Shakespeare has aptly portrayed that supreme moment in life which we call opportunity:

"There is a tide in the affairs of men,
Which, taken at the flood, leads on to fortune;
Omitted, all the voyage of their life
Is bound in shallows and in miseries."

And the annals of human experience are filled and overflowing with achievements--examples of opportunities that were laid hold upon at just the critical moment of the tide.

When the armies of Saul and Goliath were encamped in the valley of Elah, an opportunity was given to every soldier in Israel to meet the Philistine giant, but the youthful shepherd, David, alone accepted it, and his name has been praised for thirty centuries.

An unlettered girl, a peasant in France, saw an opportunity to save the glory of her country, and with a courage that baffles human understanding Joan of Arc went forth to conquer.

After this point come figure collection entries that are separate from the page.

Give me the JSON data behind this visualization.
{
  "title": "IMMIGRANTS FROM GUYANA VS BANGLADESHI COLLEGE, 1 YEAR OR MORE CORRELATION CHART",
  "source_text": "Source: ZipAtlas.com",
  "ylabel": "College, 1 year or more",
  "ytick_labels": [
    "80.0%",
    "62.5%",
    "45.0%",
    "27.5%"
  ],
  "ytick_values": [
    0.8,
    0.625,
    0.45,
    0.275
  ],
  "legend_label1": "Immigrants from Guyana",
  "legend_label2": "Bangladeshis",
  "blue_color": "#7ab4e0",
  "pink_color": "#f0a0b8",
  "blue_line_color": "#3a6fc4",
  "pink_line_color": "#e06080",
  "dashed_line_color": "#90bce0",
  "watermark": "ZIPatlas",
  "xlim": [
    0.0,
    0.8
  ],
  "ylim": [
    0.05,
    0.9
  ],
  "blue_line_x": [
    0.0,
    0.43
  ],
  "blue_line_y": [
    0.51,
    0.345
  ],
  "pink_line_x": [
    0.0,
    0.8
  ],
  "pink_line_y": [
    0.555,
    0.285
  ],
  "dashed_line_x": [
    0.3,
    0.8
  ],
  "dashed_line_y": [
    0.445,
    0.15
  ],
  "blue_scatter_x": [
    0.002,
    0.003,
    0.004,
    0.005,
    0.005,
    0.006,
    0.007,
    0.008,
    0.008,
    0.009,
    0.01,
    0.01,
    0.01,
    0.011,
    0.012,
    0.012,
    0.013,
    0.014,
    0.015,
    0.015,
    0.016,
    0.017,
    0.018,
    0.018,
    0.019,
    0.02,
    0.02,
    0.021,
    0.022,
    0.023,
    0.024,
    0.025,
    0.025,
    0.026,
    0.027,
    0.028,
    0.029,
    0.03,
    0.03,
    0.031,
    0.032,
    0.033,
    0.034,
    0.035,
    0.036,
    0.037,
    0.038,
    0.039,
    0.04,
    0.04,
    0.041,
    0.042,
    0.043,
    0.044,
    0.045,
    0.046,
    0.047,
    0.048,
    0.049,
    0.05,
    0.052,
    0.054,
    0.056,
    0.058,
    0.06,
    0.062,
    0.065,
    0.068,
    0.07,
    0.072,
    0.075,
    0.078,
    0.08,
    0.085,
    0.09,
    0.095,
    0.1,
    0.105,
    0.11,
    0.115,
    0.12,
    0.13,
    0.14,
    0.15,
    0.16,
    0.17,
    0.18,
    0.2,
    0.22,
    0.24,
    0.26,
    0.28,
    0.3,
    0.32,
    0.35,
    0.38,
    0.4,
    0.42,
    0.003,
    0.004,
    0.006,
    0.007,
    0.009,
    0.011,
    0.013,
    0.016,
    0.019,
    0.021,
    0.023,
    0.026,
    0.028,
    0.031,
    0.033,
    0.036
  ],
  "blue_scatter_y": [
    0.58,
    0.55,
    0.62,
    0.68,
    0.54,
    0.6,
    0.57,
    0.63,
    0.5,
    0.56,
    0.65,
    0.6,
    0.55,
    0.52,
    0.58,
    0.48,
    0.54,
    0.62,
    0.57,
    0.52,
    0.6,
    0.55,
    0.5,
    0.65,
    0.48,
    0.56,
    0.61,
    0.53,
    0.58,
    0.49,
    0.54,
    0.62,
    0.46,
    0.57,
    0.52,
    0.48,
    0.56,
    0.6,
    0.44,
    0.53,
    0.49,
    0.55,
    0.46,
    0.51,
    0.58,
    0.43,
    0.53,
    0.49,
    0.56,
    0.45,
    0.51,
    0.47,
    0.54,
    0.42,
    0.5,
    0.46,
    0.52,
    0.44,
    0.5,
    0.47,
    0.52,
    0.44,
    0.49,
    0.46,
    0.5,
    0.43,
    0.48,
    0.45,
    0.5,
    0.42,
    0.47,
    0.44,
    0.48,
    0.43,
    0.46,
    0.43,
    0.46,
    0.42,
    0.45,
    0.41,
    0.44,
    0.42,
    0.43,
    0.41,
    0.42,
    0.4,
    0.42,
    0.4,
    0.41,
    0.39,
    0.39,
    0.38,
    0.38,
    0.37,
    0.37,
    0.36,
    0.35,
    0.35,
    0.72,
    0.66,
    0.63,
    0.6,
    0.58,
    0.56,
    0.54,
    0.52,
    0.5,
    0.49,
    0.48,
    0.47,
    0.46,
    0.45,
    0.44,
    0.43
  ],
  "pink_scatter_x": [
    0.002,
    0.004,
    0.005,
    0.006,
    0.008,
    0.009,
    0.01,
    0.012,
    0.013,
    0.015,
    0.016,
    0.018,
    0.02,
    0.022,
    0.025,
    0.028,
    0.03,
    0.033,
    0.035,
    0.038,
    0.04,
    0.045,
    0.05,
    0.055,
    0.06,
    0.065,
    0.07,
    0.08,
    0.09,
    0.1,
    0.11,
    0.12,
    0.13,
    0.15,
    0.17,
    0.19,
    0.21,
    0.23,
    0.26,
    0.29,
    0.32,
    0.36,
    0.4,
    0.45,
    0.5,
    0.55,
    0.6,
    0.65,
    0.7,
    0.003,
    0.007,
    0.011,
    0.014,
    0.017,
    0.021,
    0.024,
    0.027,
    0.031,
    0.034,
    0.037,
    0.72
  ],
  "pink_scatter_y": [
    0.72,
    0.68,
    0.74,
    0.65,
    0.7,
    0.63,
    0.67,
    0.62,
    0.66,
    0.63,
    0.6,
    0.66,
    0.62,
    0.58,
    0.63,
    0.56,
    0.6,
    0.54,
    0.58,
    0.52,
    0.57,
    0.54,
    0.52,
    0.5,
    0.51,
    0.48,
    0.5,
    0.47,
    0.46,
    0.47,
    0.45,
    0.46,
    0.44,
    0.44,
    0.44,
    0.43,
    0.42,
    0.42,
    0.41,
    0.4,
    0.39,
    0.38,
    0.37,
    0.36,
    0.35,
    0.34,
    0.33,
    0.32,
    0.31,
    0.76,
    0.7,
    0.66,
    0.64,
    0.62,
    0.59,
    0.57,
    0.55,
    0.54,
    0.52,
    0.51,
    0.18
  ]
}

When George III of England ascended the throne and began to oppress the Colonists, an opportunity was created for the American people to act. With sublime patriotism they arose to the occasion in defense of their rights, and historians allude to the inspiring event as the opening scene in the Revolution.

And when, by a stroke of diplomacy, Thomas Jefferson purchased from Napoleon Bonaparte the Louisiana Territory, one million square miles, or over six hundred millions of acres, for two cents and a half an acre, an opportunity was seized whose benefit to the American Nation no one can estimate.

But if you would know a grand hero in whose life opportunity shone like Mars, read the life of Ulysses S. Grant--the man out of whose very failures evolved a most brilliant success. When, standing with leaden heart in the little store at Galena, the opportunity for a military life came knocking at the door, he welcomed it. For when morning broke on the 12th of April, 1861, and the first guns of the Civil War roared upon Sumter, Grant marched to the front, and soon became a brigadier-general "The spur of disappointed hopes, the fire of his ambition, and the iron will that lay back of many of his failures--all the qualities latent in the man of coming greatness, sprang into mighty being."